A Parody of Hachi no ki
- Date:
- n.d.
- Medium:
- Color woodblock prints; oban triptych
- Source:
- Art Institute of Chicago
Description
This Utagawa Toyokuni print, catalogued in the Art Institute of Chicago, presents a parody of the Noh play Hachi no Ki, a story in which an impoverished samurai sacrifices his prized potted trees to provide warmth for a traveling stranger who later turns out to be a powerful regent. The original tale was a canonical example of loyalty rewarded, and Edo [ukiyo-e](/glossary/ukiyo-e) designers regularly reworked it through the lens of contemporary parody, or mitate, recasting its players as fashionable men and women of the floating world. Toyokuni was an active participant in this strand of ukiyo-e production.

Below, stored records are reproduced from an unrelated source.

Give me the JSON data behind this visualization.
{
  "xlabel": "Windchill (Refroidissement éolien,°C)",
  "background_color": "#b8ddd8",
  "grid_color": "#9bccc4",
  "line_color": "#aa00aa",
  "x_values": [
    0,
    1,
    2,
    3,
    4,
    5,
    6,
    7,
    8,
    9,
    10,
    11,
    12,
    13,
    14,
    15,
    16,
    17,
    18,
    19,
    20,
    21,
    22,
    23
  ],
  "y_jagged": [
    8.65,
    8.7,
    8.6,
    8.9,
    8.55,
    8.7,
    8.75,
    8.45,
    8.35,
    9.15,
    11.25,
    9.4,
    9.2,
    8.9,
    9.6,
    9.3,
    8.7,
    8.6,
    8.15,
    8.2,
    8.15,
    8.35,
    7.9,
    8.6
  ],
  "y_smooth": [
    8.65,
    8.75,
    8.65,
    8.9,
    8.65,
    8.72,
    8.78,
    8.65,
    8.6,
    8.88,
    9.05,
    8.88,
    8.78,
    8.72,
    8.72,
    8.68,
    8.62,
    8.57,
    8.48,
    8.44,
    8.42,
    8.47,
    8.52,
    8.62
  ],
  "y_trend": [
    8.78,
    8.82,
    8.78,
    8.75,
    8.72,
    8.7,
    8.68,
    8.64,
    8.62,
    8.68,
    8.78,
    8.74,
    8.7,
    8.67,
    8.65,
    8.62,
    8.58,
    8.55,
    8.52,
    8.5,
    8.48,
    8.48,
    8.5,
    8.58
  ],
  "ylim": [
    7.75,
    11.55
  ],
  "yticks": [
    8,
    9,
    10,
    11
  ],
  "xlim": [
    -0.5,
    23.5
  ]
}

Here he reimagines the Hachi no Ki narrative within an idiom recognizable to his urban audience, allowing modern dress, kabuki-inflected pose, and present-day setting to overlay the medieval source. The result respects the underlying story while inviting viewers to relish the distance between the original and its updated version. The print's composition balances narrative cues with the decorative emphasis that defined Toyokuni's commercial sheets, ensuring that the parodic conceit comes across at a glance. Its survival in a major museum collection underscores both the popularity of mitate as a sub-genre and the range of Toyokuni's engagement with classical Japanese literature. For viewers today, the work is a useful reminder that Edo ukiyo-e was never solely a record of contemporary life but also a continual reworking of older cultural memory.